Note that we've needed to do two things for this to work: first, we required $M$ to be an integer; second, we required $M \lt n$. We'll talk about the first assumption in the next part. For the second assumption, it generally is not a huge problem to make $M\lt n$ since the primes $p,q$ that we work with are quite large. So long as we do not encode our message in a silly way that purposely makes it a large number, things will be fine. This will segue us into the next topic...

Messages with Letters.

There are a number of ways to take a message and create an integer which represents this string. We'll talk about a popular (though, perhaps not totally efficient) scheme here; note, though, that there are other ways to do this!

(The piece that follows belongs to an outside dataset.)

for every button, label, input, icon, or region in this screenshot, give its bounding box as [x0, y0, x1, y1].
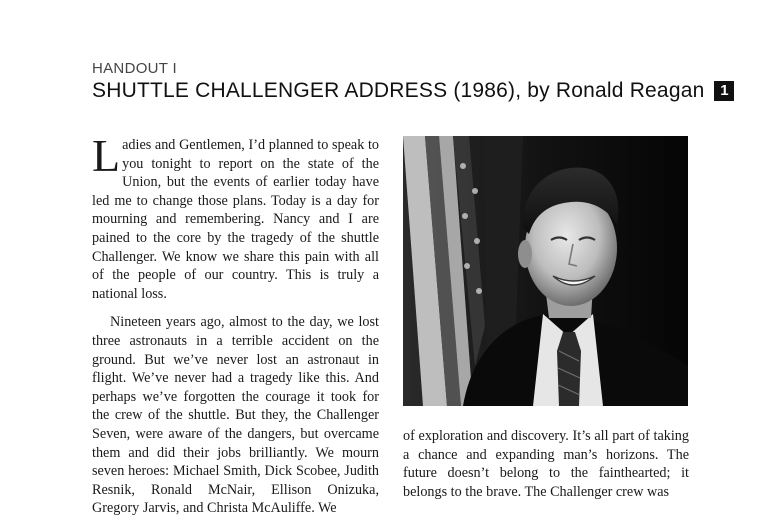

The idea behind the method we'll talk about is as follows. A message is input, the message is broken up into same-size pieces (called blocks), some things are done which alters the text and turns the block into an integer, and then it returns that integer. At this point, the message is ready to be sent through RSA.

For example, we can make up a silly example like this:

  1. Break text into blocks containing 4 letters.
  2. Starting with $a = 10, b = 11, \dots$, change the letters to numbers and simply concatinate the numbers together. We can let spaces be equal to the number $99$, and if we need to pad anything at the end to complete a block (so that we don't have blocks that aren't less than four letters) we will let this be equal to $88$ (see below).
  3. Send the blocks through RSA in order.

This method would work (ignoring that we have not encoded numbers, non-alphabetic symbols, etc.). For example, the message \[\mbox{hi mom im home}\] would be broken up into: \[\begin{array}{l} \mbox{hi m}\\ \mbox{om i}\\ \mbox{m ho}\\ \mbox{me} \end{array}\] We can then translate the first three lines into numbers, but the last line doesn't have four letters so we need to pad it; that is, we will put "fake" characters on the end so that the blocks will be of the same length; above, we noted that this character would be equal to 88. The whole translation would look like this: \[\begin{array}{c} \mbox{17189922}\\ \mbox{24229918}\\ \mbox{22991724}\\ \mbox{22148888} \end{array}\] Since each letter corresponds to two digits, this message would be easy to translate back into text. Note that, here, the numbers are around eight digits long so as long as one used $p,q$ such that $pq \gt 100,000,000$ the message would be preserved.

Note again that this is just one possible way to create an integer from text. We'll investigate other methods in future posts which will be more efficient but, consequently, more complicated.

As practice, you may want to create your own method, then attempt to encrypt and decrypt your message. Note that in many programming languages, modular exponentation is built in and is extremely useful in constructing an RSA algorithm that doesn't take years to run.